家に帰った私は、まずストーカー消滅を投げ付けるようにお兄ちゃんに報告し、にっしーにメッセージを送った。お母さんに「どうしたのそんなにニヤニヤして。何かいいことあったの?」と言われながら夕飯を食べ、いつもよりゆっくり風呂に入った。髪を乾かしてベッドにダイブすると、安心したせいかそのままぐっすりと眠った。

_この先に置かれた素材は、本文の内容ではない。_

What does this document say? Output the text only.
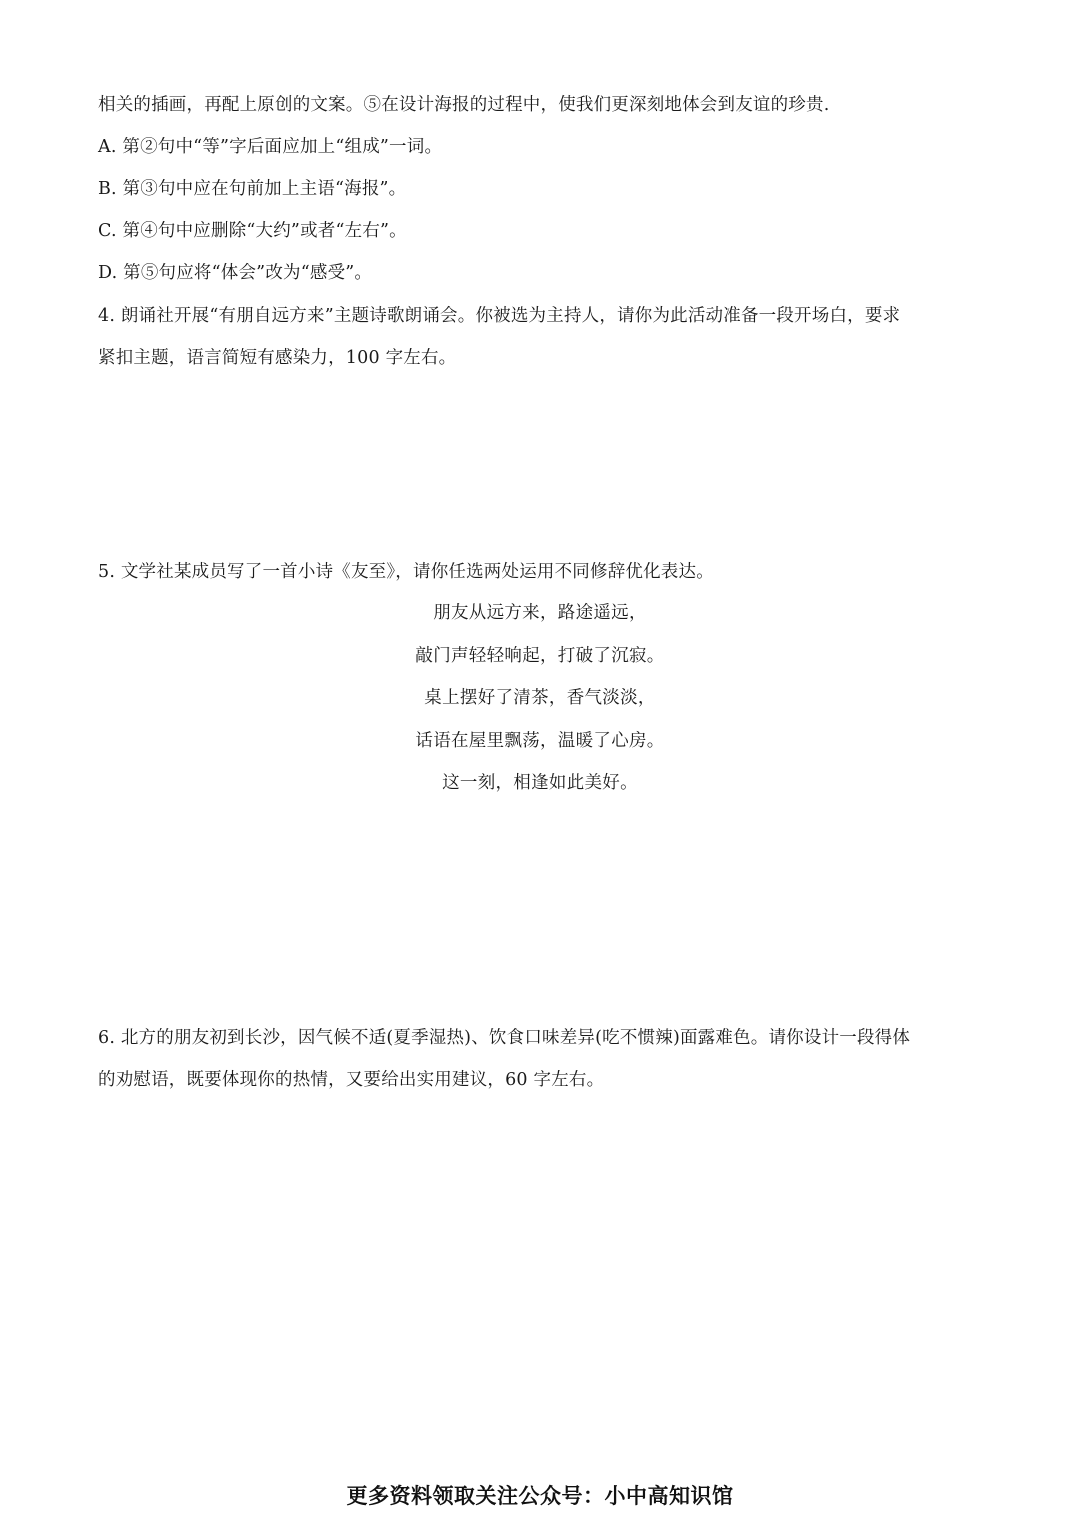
相关的插画，再配上原创的文案。⑤在设计海报的过程中，使我们更深刻地体会到友谊的珍贵.
A. 第②句中“等”字后面应加上“组成”一词。
B. 第③句中应在句前加上主语“海报”。
C. 第④句中应删除“大约”或者“左右”。
D. 第⑤句应将“体会”改为“感受”。
4. 朗诵社开展“有朋自远方来”主题诗歌朗诵会。你被选为主持人，请你为此活动准备一段开场白，要求
紧扣主题，语言简短有感染力，100 字左右。
5. 文学社某成员写了一首小诗《友至》，请你任选两处运用不同修辞优化表达。
朋友从远方来，路途遥远，
敲门声轻轻响起，打破了沉寂。
桌上摆好了清茶，香气淡淡，
话语在屋里飘荡，温暖了心房。
这一刻，相逢如此美好。
6. 北方的朋友初到长沙，因气候不适(夏季湿热)、饮食口味差异(吃不惯辣)面露难色。请你设计一段得体
的劝慰语，既要体现你的热情，又要给出实用建议，60 字左右。
更多资料领取关注公众号：小中高知识馆
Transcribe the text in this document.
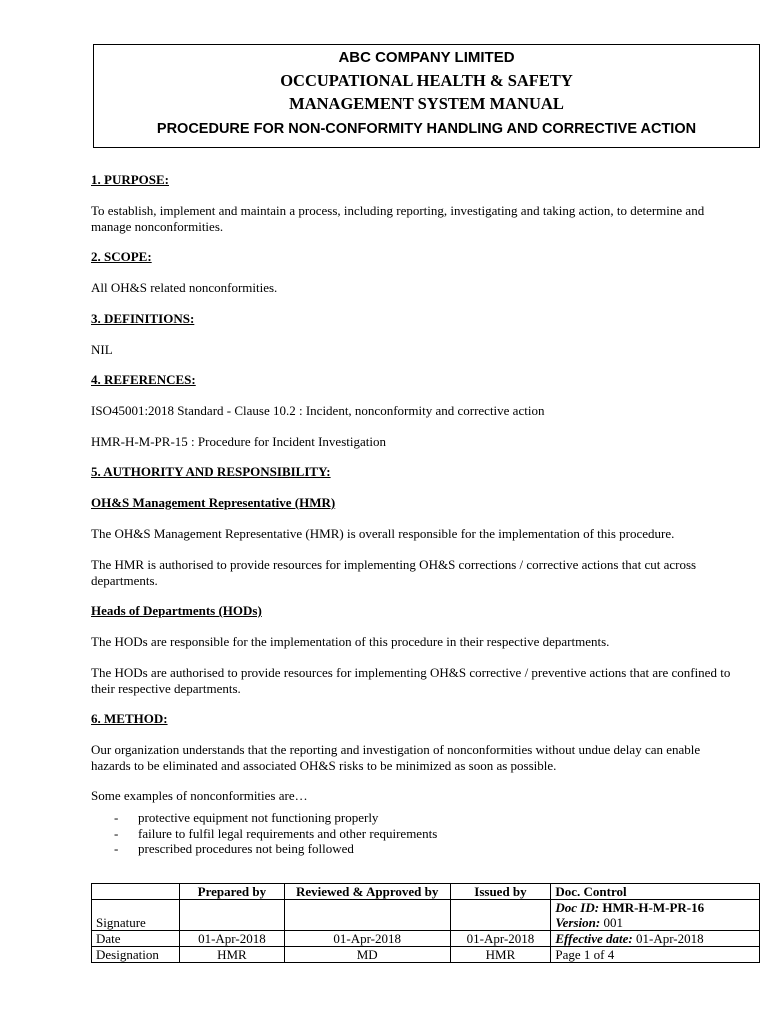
ABC COMPANY LIMITED
OCCUPATIONAL HEALTH & SAFETY
MANAGEMENT SYSTEM MANUAL
PROCEDURE FOR NON-CONFORMITY HANDLING AND CORRECTIVE ACTION
1. PURPOSE:
To establish, implement and maintain a process, including reporting, investigating and taking action, to determine and manage nonconformities.
2. SCOPE:
All OH&S related nonconformities.
3. DEFINITIONS:
NIL
4. REFERENCES:
ISO45001:2018 Standard - Clause 10.2 : Incident, nonconformity and corrective action
HMR-H-M-PR-15 : Procedure for Incident Investigation
5. AUTHORITY AND RESPONSIBILITY:
OH&S Management Representative (HMR)
The OH&S Management Representative (HMR) is overall responsible for the implementation of this procedure.
The HMR is authorised to provide resources for implementing OH&S corrections / corrective actions that cut across departments.
Heads of Departments (HODs)
The HODs are responsible for the implementation of this procedure in their respective departments.
The HODs are authorised to provide resources for implementing OH&S corrective / preventive actions that are confined to their respective departments.
6. METHOD:
Our organization understands that the reporting and investigation of nonconformities without undue delay can enable hazards to be eliminated and associated OH&S risks to be minimized as soon as possible.
Some examples of nonconformities are…
- protective equipment not functioning properly
- failure to fulfil legal requirements and other requirements
- prescribed procedures not being followed
	Prepared by	Reviewed & Approved by	Issued by	Doc. Control
Signature				Doc ID: HMR-H-M-PR-16
Version: 001

Date	01-Apr-2018	01-Apr-2018	01-Apr-2018	Effective date: 01-Apr-2018
Designation	HMR	MD	HMR	Page 1 of 4
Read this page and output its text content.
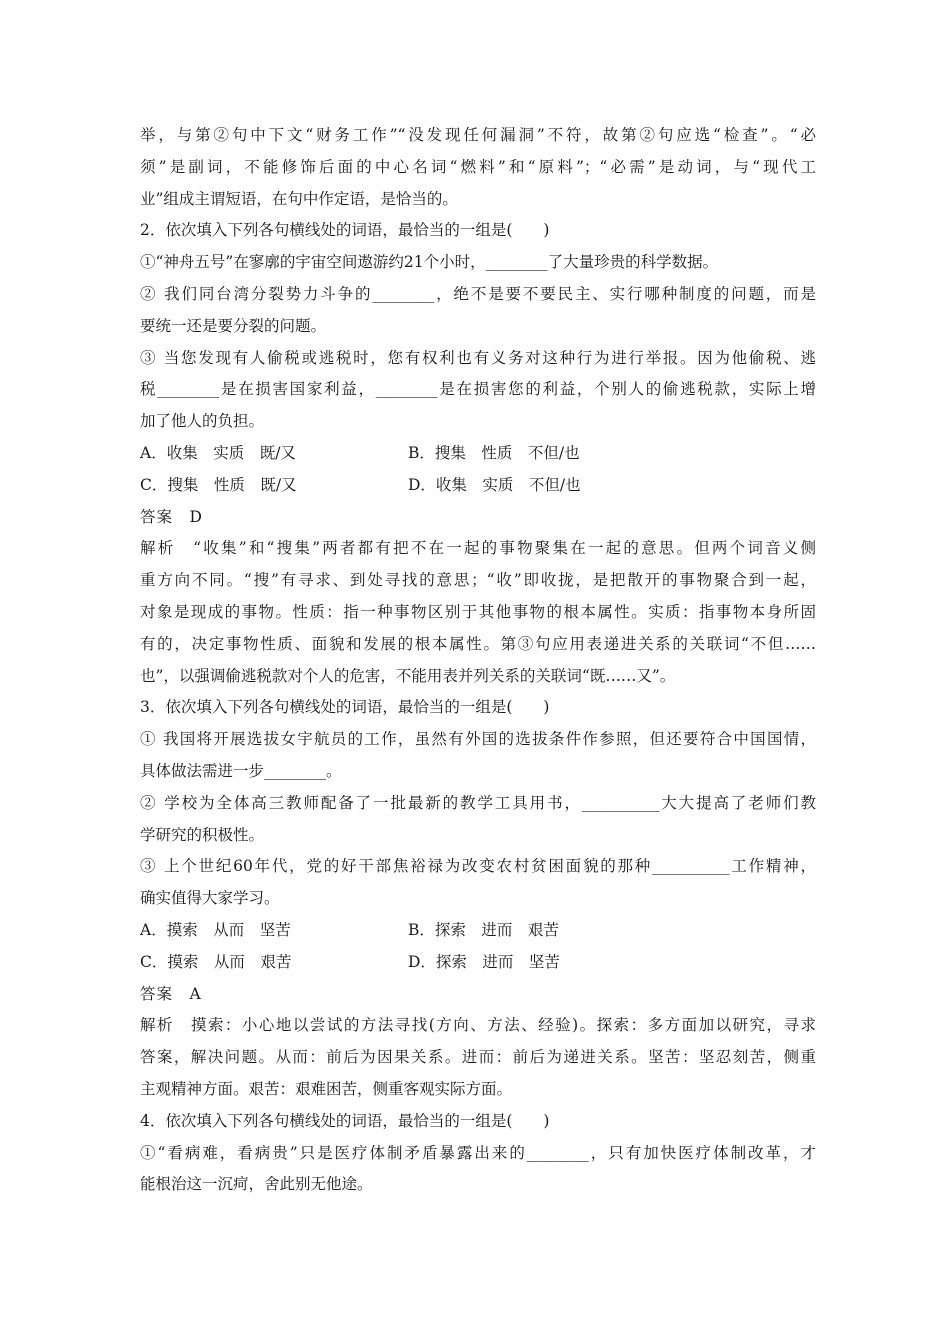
举，与第②句中下文“财务工作”“没发现任何漏洞”不符，故第②句应选“检查”。“必
须”是副词，不能修饰后面的中心名词“燃料”和“原料”；“必需”是动词，与“现代工
业”组成主谓短语，在句中作定语，是恰当的。
2．依次填入下列各句横线处的词语，最恰当的一组是(　　)
①“神舟五号”在寥廓的宇宙空间遨游约21个小时，________了大量珍贵的科学数据。
② 我们同台湾分裂势力斗争的________，绝不是要不要民主、实行哪种制度的问题，而是
要统一还是要分裂的问题。
③ 当您发现有人偷税或逃税时，您有权利也有义务对这种行为进行举报。因为他偷税、逃
税________是在损害国家利益，________是在损害您的利益，个别人的偷逃税款，实际上增
加了他人的负担。
A．收集　实质　既/又	B．搜集　性质　不但/也
C．搜集　性质　既/又	D．收集　实质　不但/也
答案　D
解析　“收集”和“搜集”两者都有把不在一起的事物聚集在一起的意思。但两个词音义侧
重方向不同。“搜”有寻求、到处寻找的意思；“收”即收拢，是把散开的事物聚合到一起，
对象是现成的事物。性质：指一种事物区别于其他事物的根本属性。实质：指事物本身所固
有的，决定事物性质、面貌和发展的根本属性。第③句应用表递进关系的关联词“不但……
也”，以强调偷逃税款对个人的危害，不能用表并列关系的关联词“既……又”。
3．依次填入下列各句横线处的词语，最恰当的一组是(　　)
① 我国将开展选拔女宇航员的工作，虽然有外国的选拔条件作参照，但还要符合中国国情，
具体做法需进一步________。
② 学校为全体高三教师配备了一批最新的教学工具用书，__________大大提高了老师们教
学研究的积极性。
③ 上个世纪60年代，党的好干部焦裕禄为改变农村贫困面貌的那种__________工作精神，
确实值得大家学习。
A．摸索　从而　坚苦	B．探索　进而　艰苦
C．摸索　从而　艰苦	D．探索　进而　坚苦
答案　A
解析　摸索：小心地以尝试的方法寻找(方向、方法、经验)。探索：多方面加以研究，寻求
答案，解决问题。从而：前后为因果关系。进而：前后为递进关系。坚苦：坚忍刻苦，侧重
主观精神方面。艰苦：艰难困苦，侧重客观实际方面。
4．依次填入下列各句横线处的词语，最恰当的一组是(　　)
①“看病难，看病贵”只是医疗体制矛盾暴露出来的________，只有加快医疗体制改革，才
能根治这一沉疴，舍此别无他途。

翌日、七月十五日、水曜日。放課後バイトに来た私は、勢い良く店の引き戸を開いた。

「おはようございますっ」

「おはよう雅美ちゃん。元気いいね」

久々にぐっすりと眠れたことで、今日は一日中テンションが高かった。学校の友人にも若干引かれたほどだ。

「そうだ、店長に報告するの忘れてました。昨日帰りに確認してみたら、ストーカーいなくなってたんですよ!」

「へー、それはよかった」

「そのせいで一日気分が良くて」

私は足取りがスキップ気味になりながら店の奥へ向かった。自分の部屋に荷物を置いて、腰にエプロンを巻くと店へ戻る。さて、今日からまたバリバリ働きますか!

「……と言っても相変わらずお客さんが来ませんね」

「いつものことじゃん」

来客用のソファーでバラエティー番組を見ながら、私と店長はポテトチップスをつまんだ。

「そういえば聞いてくださいよ。何かグループのメンバーが一人いきなり学校辞めて作業がすごく大変なんですよ」

「へー、何で辞めたの?」

「教授の説明だと青森の実家の仕事継ぐって言ってたらしいですけど、辞めるならもっと早く言ってほしいですよね。一応制作のスケジュールあるんですから」

それにしても、青森の家業ってことはもしかしてりんご農園?男子だからあんまりプライベートな会話をする機会はなかったが、もし仲良くなっていたらりんごを送ってもらえただろうか。

「だからここで作業しちゃダメですか?」

「えー、それ場所取るの?」

「スケジュール押してるんです本当に間に合わないんですよ。私リーダーなんです。締め切り迫ってるんです」

「別にいいけど、お客さん来たら片付けてね」

店長の許可も出たことだし、さっそく私は荷物を取りに部屋へ向かった。心の中で再び叫ぶ。よーし、今日からバリバリ頑張るぞー!仕事じゃなくて学校の課題だけど!